Algérie

Le burn-out permanent



Outre la fatigue physique, le mal-être psychique fait désormais partie du quotidien des médecins, mais aussi des paramédicaux et même des administrateurs, à cause d'une pandémie qui s'étale inlassablement dans le temps.Cela fait deux ans, presque jour pour jour, que les personnels de santé mènent une lutte acharnée contre le maudit virus qui a fait près de 5,5 millions de décès à travers le monde. Même si en Algérie, le virus n'a pas été aussi virulent que sous d'autres cieux, les personnels soignants sont, depuis le début de l'année 2020, sur le qui-vive pour faire face à la pandémie. Spécialiste en maladies infectieuses, le docteur Abderrahmane N., un quinquagénaire ayant plus de vingt ans d'exercice, estime que cette période est la plus dure passée au CHU Saâdna-Abdenour de Sétif. "Cela fait plus de deux ans que nous menons une lutte sans merci contre le coronavirus. Nous avons assisté à des dizaines de décès, nous avons traité des centaines de personnes souffrant de la Covid-19... Parfois, nous étions impuissants à les sauver car le virus, il faut le dire, était plus 'fort' que nous. Nous avons été beaucoup affectés par ces situations", nous confie notre interlocuteur, qui a requis l'anonymat. Le mal-être psychique n'est pas propre aux médecins, il fait aussi partie du quotidien des paramédicaux et même des administrateurs. "Je travaille aux urgences. Chaque jour que Dieu fait, je me lève avec la peur au ventre. J'ai peur de la contamination non pas pour moi, mais pour ma mère, une nonagénaire qui vit avec moi, pour ma femme qui souffre d'une maladie chronique et pour mes deux enfants. Chaque jour, je me dis que si un malheur leur arrivait, j'en serais responsable. Cela pèse beaucoup sur mon psychique", nous dira Fouad, un paramédical exerçant au service des UMC (urgences médico-chirurgicales) d'un CHU de l'est du pays.
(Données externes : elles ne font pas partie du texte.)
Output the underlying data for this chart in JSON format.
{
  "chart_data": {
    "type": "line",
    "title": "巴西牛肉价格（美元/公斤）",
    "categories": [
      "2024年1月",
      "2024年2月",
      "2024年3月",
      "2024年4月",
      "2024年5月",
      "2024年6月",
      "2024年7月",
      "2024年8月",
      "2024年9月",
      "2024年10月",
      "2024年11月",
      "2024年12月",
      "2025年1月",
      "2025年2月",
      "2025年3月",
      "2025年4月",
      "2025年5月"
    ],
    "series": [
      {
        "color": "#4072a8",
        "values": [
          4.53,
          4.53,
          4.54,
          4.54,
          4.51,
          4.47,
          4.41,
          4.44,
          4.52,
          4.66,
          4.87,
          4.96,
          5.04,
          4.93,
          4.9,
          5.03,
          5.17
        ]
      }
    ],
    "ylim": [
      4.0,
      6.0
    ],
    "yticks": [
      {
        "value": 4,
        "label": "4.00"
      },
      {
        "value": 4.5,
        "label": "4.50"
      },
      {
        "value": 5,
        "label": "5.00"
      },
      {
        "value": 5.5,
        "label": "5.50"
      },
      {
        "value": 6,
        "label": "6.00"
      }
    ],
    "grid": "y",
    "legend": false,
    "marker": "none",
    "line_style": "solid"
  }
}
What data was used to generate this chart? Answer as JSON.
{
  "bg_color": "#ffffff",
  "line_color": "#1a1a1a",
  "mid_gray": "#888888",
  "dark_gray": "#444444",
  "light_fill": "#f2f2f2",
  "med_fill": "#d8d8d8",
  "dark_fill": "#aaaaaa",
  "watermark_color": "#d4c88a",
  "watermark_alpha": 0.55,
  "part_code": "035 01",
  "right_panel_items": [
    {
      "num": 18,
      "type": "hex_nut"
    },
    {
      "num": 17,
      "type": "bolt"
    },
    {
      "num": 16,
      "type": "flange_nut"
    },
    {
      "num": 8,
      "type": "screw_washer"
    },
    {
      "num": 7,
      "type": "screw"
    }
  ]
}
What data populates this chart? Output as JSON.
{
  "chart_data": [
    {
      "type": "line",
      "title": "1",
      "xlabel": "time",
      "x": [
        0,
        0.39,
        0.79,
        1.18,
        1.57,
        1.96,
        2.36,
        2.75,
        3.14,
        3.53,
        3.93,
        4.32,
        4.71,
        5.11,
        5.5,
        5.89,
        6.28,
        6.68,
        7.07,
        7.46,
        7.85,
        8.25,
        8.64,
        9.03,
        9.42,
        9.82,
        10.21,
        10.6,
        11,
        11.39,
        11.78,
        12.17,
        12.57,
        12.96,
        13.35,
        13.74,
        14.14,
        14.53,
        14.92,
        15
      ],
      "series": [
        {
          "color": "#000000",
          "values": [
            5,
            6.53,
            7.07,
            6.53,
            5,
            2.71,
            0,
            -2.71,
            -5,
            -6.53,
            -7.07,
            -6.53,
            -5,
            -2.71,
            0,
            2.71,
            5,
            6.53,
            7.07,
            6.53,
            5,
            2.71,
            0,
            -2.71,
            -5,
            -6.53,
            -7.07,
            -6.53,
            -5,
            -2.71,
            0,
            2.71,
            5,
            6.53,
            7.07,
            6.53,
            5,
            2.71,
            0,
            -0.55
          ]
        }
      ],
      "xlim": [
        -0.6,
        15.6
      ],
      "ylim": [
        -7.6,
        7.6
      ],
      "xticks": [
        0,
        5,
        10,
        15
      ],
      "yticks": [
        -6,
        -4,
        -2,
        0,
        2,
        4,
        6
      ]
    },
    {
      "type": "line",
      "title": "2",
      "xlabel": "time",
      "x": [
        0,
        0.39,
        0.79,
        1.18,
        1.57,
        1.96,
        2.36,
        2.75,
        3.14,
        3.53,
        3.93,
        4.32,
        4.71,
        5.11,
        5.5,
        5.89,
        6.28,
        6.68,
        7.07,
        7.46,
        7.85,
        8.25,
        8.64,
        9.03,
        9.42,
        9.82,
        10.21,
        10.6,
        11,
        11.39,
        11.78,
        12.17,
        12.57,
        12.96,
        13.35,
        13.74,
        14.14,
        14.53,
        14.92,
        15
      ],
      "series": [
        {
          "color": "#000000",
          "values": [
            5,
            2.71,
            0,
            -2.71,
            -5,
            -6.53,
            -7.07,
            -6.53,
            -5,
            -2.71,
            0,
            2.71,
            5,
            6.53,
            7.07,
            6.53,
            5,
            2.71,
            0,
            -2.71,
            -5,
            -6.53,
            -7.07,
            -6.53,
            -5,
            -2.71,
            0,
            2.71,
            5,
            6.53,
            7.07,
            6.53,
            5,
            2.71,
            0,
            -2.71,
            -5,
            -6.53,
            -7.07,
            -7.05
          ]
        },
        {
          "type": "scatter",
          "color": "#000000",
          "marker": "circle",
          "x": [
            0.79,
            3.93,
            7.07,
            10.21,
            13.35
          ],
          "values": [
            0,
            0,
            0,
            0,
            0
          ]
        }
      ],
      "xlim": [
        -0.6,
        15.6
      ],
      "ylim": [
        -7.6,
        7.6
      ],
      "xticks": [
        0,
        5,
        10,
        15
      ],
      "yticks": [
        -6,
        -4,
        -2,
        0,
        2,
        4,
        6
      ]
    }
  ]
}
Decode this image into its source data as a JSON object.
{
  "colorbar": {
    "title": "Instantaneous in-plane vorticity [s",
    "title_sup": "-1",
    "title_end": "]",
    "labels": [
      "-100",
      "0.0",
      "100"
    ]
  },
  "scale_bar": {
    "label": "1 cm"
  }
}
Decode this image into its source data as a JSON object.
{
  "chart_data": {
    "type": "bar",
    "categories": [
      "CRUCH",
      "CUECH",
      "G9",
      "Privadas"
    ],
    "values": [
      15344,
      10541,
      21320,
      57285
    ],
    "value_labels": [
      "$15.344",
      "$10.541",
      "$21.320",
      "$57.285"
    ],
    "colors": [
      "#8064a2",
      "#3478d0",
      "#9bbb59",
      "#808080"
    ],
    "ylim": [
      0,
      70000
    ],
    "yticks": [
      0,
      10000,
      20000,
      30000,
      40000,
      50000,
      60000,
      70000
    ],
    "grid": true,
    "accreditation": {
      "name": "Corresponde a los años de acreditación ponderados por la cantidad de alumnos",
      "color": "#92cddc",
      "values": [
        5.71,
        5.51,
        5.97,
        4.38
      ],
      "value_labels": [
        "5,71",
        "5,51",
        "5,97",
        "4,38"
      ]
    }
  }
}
Pour une maître-assistante exerçant au CHU Saâdna-Abdennour, le choix a été fait dès les premiers jours de la pandémie. "Quand le virus a commencé à se propager et qu'il a été procédé à l'installation des unités Covid-19, je me suis installée dans un appartement à part. Je l'ai loué pour épargner la contamination à ma famille. J'ai passé près d'une année seule. Je travaillais et je rentrais à l'appartement que j'avais loué sans voir mes parents. Je ne leur parlais que par téléphone. Cette situation a perduré et ma peur s'accentuait à chaque pic. Ce n'est qu'après une année que je suis rentrée chez mes parents. C'est terrible de ne pas pouvoir voir ses proches pendant plusieurs mois alors qu'on habite la même ville", nous a confié Nadia, spécialiste en médecine interne.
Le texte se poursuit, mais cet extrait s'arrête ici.